支払手数料

簿記

「支払手数料」の仕訳と損益計算書の表示区分  

2020年2月25日

支払手数料とは、手数料や報酬、手間賃などの支払いを処理する費用勘定をいいます。
具体的には、郵便局や銀行などの金融機関でお金を振り込んだ時に入金手数料は「支払手数料」として処理します。また、税理士や弁護士などに支払う報酬も「支払手数料」として処理します。

 

支払手数料に該当するもの

郵便局や銀行などの金融機関の振込手数料、手形割引の手数料、積送諸掛、自己株式の取得に要した手数料、自己株式の処分に要した手数料、自己株式の消却に要した手数料、仲介手数料、斡旋手数料、情報提供料、為替手数料、住民票の発行手数料、収入証紙、印鑑証明書の発行手数料、クレジットカードの手数料、ドメイン更新料、ドメイン取得料、税理士や弁護士・司法書士・社会保険労務士などに支払う報酬、ロイヤリティーなど

 

財務諸表上の区分表示と表示科目

支払手数料は、損益計算書の「一般管理費」に分類されます。表示科目は「支払手数料」です。
なお、販売手数料は販売をするために必要な経費なので、損益計算書の販売費に分類されます。
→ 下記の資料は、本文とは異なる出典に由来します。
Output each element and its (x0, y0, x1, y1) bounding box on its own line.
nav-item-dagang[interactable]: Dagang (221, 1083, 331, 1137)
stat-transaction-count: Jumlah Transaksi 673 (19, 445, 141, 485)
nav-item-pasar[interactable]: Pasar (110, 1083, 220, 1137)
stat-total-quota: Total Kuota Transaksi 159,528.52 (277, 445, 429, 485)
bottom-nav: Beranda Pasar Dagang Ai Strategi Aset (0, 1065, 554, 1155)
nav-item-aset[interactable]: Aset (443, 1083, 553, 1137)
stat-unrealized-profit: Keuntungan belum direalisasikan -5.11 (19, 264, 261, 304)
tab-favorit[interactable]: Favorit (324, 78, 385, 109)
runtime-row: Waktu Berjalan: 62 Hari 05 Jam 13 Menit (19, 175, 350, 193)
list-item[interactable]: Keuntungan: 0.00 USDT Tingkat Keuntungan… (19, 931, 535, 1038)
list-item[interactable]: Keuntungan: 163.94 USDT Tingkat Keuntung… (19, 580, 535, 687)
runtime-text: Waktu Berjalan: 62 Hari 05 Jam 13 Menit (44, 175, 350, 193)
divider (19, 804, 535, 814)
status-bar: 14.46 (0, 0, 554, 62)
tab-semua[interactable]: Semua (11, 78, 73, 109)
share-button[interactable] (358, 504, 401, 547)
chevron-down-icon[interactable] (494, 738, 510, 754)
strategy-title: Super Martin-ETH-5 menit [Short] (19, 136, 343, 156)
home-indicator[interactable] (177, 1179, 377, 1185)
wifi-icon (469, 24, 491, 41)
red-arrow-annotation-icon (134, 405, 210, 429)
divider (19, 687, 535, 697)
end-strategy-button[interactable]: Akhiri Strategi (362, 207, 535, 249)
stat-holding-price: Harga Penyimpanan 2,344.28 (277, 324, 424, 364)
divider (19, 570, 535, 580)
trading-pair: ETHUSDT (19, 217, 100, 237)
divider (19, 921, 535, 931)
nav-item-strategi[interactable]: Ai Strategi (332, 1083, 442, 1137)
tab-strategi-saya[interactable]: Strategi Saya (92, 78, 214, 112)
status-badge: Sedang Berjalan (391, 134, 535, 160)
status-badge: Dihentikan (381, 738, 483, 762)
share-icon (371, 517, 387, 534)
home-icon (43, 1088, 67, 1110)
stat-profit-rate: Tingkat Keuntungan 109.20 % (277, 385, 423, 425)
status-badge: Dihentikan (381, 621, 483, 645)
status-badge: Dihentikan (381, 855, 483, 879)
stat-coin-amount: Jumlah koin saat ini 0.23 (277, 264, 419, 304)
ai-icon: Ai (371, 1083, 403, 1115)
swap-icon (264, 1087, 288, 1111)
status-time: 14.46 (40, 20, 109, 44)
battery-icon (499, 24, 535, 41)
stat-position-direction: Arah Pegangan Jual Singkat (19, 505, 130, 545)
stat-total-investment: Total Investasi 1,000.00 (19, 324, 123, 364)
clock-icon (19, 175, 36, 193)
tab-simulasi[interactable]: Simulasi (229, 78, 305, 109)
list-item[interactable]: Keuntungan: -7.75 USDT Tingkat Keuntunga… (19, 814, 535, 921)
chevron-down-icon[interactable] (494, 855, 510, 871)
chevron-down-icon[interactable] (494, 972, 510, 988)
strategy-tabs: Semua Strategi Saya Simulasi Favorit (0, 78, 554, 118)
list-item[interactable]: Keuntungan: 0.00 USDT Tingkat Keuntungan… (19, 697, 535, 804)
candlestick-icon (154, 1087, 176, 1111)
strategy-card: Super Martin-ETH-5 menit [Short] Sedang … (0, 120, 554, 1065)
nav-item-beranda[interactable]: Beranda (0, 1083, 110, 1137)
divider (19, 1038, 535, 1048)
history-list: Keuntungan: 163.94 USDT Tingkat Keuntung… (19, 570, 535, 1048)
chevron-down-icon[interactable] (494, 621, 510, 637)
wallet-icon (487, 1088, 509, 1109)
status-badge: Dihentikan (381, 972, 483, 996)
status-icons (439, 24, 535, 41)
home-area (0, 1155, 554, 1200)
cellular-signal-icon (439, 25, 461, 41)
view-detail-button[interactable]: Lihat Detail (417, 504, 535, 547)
支払手数料と販売手数料は、区分して管理されます。

 

具体例1:当社が手数料を負担する場合

次の各時点におけるA社、B社それぞれの仕訳を示しなさい。

①9月10日、A社はB社に対して商品100,000円を掛けで売り上げた。

②9月17日、B社から手数料440円が引かれた99,560円が入金された。

 
【解答・解説】
A社
①9月10日

借方 金額 貸方 金額
売掛金 100,000 売上 100,000

 
②9月17日

借方 金額 貸方 金額
現金預金 99,560 売掛金 100,000
支払手数料 440

 
B社
①9月10日

借方 金額 貸方 金額
仕入 100,000 買掛金 100,000

 
②9月17日

借方 金額 貸方 金額
買掛金 100,000  現金預金 100,000

 

具体例2:相手(先方)が手数料を負担する場合

次の各時点におけるA社、B社それぞれの仕訳を示しなさい。

①9月10日、A社はB社に対して商品100,000円を掛けで売り上げた。

②9月17日、100,000円が入金された。なお、振込手数料は440円はB社が負担した。

 
【解答・解説】
A社
①9月10日

借方 金額 貸方 金額
売掛金 100,000 売上 100,000

 
②9月17日

借方 金額 貸方 金額
現金預金 100,000 売掛金 100,000

 
B社
①9月10日

借方 金額 貸方 金額
仕入 100,000 買掛金 100,000

 
②9月17日

借方 金額 貸方 金額
買掛金 100,000 現金預金 100,440
支払手数料 440

 

具体例3:クレジット売掛金

次の各時点における仕訳を示しなさい。

①A社は、商品10,000円をクレジット払いの条件で販売した。なお信販会社への手数料は販売代金の4%であり、販売時に計上する。

②上記のクレジット払いの条件で売り上げた10,000円から手数400円が引かれた残額9,600円が、信販会社からA社の当座預金口座に振り込まれた。

 
【解答・解説】

借方 金額 貸方 金額
クレジット売掛金 10,000 売上 10,000

 

借方 金額 貸方 金額
当座預金 9,600 クレジット売掛金 10,000
支払手数料 400

 

具体例4:源泉徴収

次の仕訳を示しなさい。

顧問税理士に源泉徴収20,420円を差し引いた179,580円を報酬として支払った。

 
【解答・解説】

借方 金額 貸方 金額
支払手数料 200,000 現金預金 179,580
預り金 20,420

 

まとめ

支払手数料とは、手数料や報酬、手間賃などの支払いを処理する費用勘定。
損益計算書の「一般管理費」に分類される。

支払手数料と販売手数料は、区分して管理されるので、混同しないように注意。
販売手数料は損益計算書の「販売費」に分類される。